Niger : la rive droite entre joutes verbales et principes humanitaires
13-02-2009 Éclairage
Au Niger des étudiants en journalisme, en médecine et en sociologie ont participé, en décembre 2008, à un concours national de plaidoiries en droit international humanitaire. Résultat inattendu, c’est l'équipe de la faculté de médecine qui s’est distinguée.
Créée en 1971, l'Université Abdou Moumouni, où s'est déroulé le concours, regroupe cinq facultés, trois instituts de recherche et une école normale supérieure.
Le droit international humanitaire (DIH) est une branche importante du droit international p ublic. Il a pour but de limiter les souffrances des civils victimes de conflits armés ou d’autres situations de violence, en protégeant les personnes qui ne participent pas directement ou ne participent plus aux hostilités, et en limitant les méthodes et les moyens de guerre.
Les concours de plaidoiries en droit international humanitaire sont organisés ou soutenus par le CICR partout dans le monde. Ils s’adressent à des étudiants en droit, en sciences politiques, en relations internationales ou en journalisme, ainsi qu’à des aspirants ou à des élèves officiers. Ces concours s'inscrivent dans une logique de promotion de cette branche du droit international, et visent à susciter l'intérêt des étudiants et des professeurs à son égard.
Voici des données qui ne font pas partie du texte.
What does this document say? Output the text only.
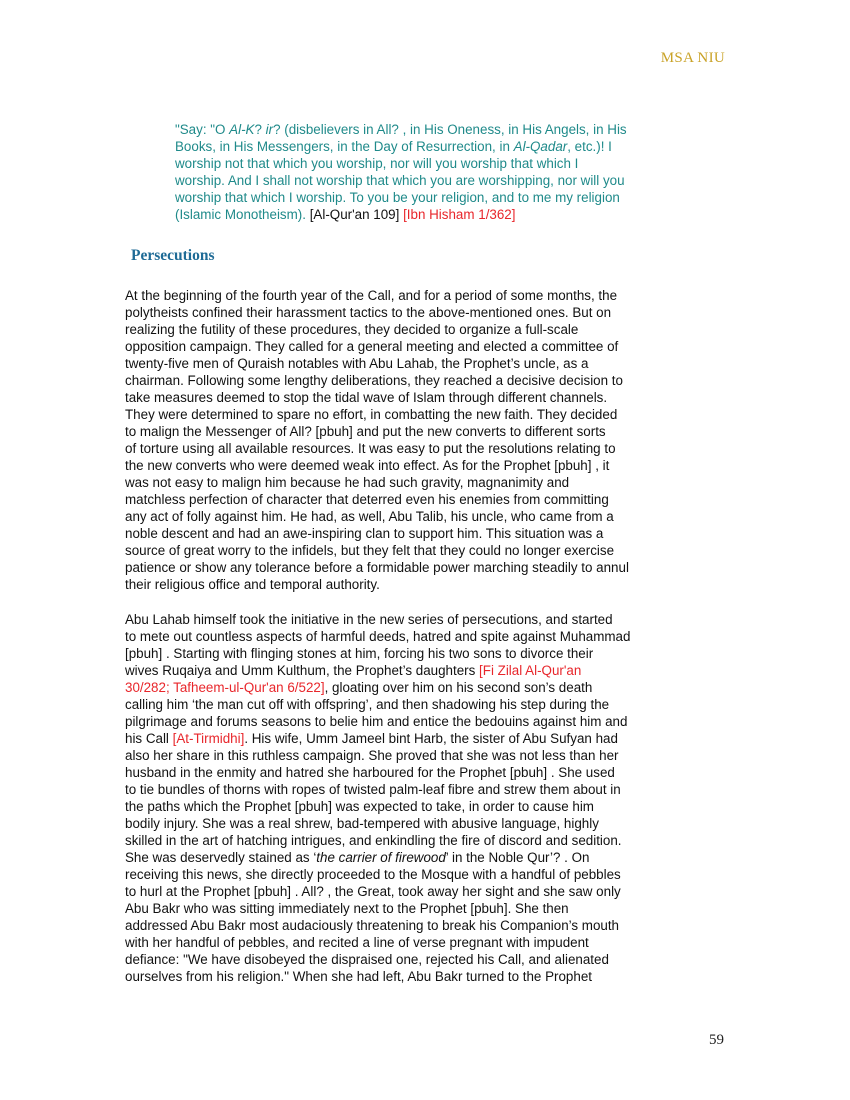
MSA NIU
"Say: "O Al-K? ir? (disbelievers in All? , in His Oneness, in His Angels, in His
Books, in His Messengers, in the Day of Resurrection, in Al-Qadar, etc.)! I
worship not that which you worship, nor will you worship that which I
worship. And I shall not worship that which you are worshipping, nor will you
worship that which I worship. To you be your religion, and to me my religion
(Islamic Monotheism). [Al-Qur'an 109] [Ibn Hisham 1/362]
Persecutions
At the beginning of the fourth year of the Call, and for a period of some months, the
polytheists confined their harassment tactics to the above-mentioned ones. But on
realizing the futility of these procedures, they decided to organize a full-scale
opposition campaign. They called for a general meeting and elected a committee of
twenty-five men of Quraish notables with Abu Lahab, the Prophet’s uncle, as a
chairman. Following some lengthy deliberations, they reached a decisive decision to
take measures deemed to stop the tidal wave of Islam through different channels.
They were determined to spare no effort, in combatting the new faith. They decided
to malign the Messenger of All? [pbuh] and put the new converts to different sorts
of torture using all available resources. It was easy to put the resolutions relating to
the new converts who were deemed weak into effect. As for the Prophet [pbuh] , it
was not easy to malign him because he had such gravity, magnanimity and
matchless perfection of character that deterred even his enemies from committing
any act of folly against him. He had, as well, Abu Talib, his uncle, who came from a
noble descent and had an awe-inspiring clan to support him. This situation was a
source of great worry to the infidels, but they felt that they could no longer exercise
patience or show any tolerance before a formidable power marching steadily to annul
their religious office and temporal authority.
Abu Lahab himself took the initiative in the new series of persecutions, and started
to mete out countless aspects of harmful deeds, hatred and spite against Muhammad
[pbuh] . Starting with flinging stones at him, forcing his two sons to divorce their
wives Ruqaiya and Umm Kulthum, the Prophet’s daughters [Fi Zilal Al-Qur'an
30/282; Tafheem-ul-Qur'an 6/522], gloating over him on his second son’s death
calling him ‘the man cut off with offspring’, and then shadowing his step during the
pilgrimage and forums seasons to belie him and entice the bedouins against him and
his Call [At-Tirmidhi]. His wife, Umm Jameel bint Harb, the sister of Abu Sufyan had
also her share in this ruthless campaign. She proved that she was not less than her
husband in the enmity and hatred she harboured for the Prophet [pbuh] . She used
to tie bundles of thorns with ropes of twisted palm-leaf fibre and strew them about in
the paths which the Prophet [pbuh] was expected to take, in order to cause him
bodily injury. She was a real shrew, bad-tempered with abusive language, highly
skilled in the art of hatching intrigues, and enkindling the fire of discord and sedition.
She was deservedly stained as ‘the carrier of firewood’ in the Noble Qur’? . On
receiving this news, she directly proceeded to the Mosque with a handful of pebbles
to hurl at the Prophet [pbuh] . All? , the Great, took away her sight and she saw only
Abu Bakr who was sitting immediately next to the Prophet [pbuh]. She then
addressed Abu Bakr most audaciously threatening to break his Companion’s mouth
with her handful of pebbles, and recited a line of verse pregnant with impudent
defiance: "We have disobeyed the dispraised one, rejected his Call, and alienated
ourselves from his religion." When she had left, Abu Bakr turned to the Prophet
59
À cette fin, travailler avec les universités est une priorité. D'abord, parce que le CICR, conformément à son mandat de gardien et de promoteur du droit humanitaire, en soutient la diffusion et l'enseignement. Ensuite, parce que le monde académique est toujours un lieu d'émulation propice aux échanges intellectuels. Les débats soulevés dans ces milieux permettent de faire avancer la pensée et de relever les défis en la matière. La démarche scientifique et la rigueur méthodologique de l'analyse permettent d'anticiper ou de résoudre des problèmes auxquels est confronté le DIH.
Il est donc important d'interpeller les futurs décideurs et acteurs sur la problématique des conflits armés, sur leurs conséquences, mais aussi sur les limites qu'il est indispensable d'imposer. Comme le faisait remarquer un participant au concours, « le problème c'est que le droit international humanitaire est moins généreux que les droits de l'homme, parce que beaucoup moins idéaliste. Il traite de questions gênantes, de choses que nous voudrions passer sous silence, parce qu'au fond de nous même nous aimerions nous élever ; mais voilà, les conflits sont malheureusement un e réalité de ce monde et il est important d'aborder la question de la protection de ceux qui ne participent pas aux conflits et de bien faire comprendre à tout le monde que ceux qui se battent ne sont antagonistes que dans le cadre de la guerre . »
Ce concours, qui se tient au Niger pour la cinquième fois, s'est ouvert en présence des autorités gouvernementales et académiques, de nombreux professeurs et étudiants, du président de la Croix-Rouge nigérienne et du chef de la mission du CICR à Niamey.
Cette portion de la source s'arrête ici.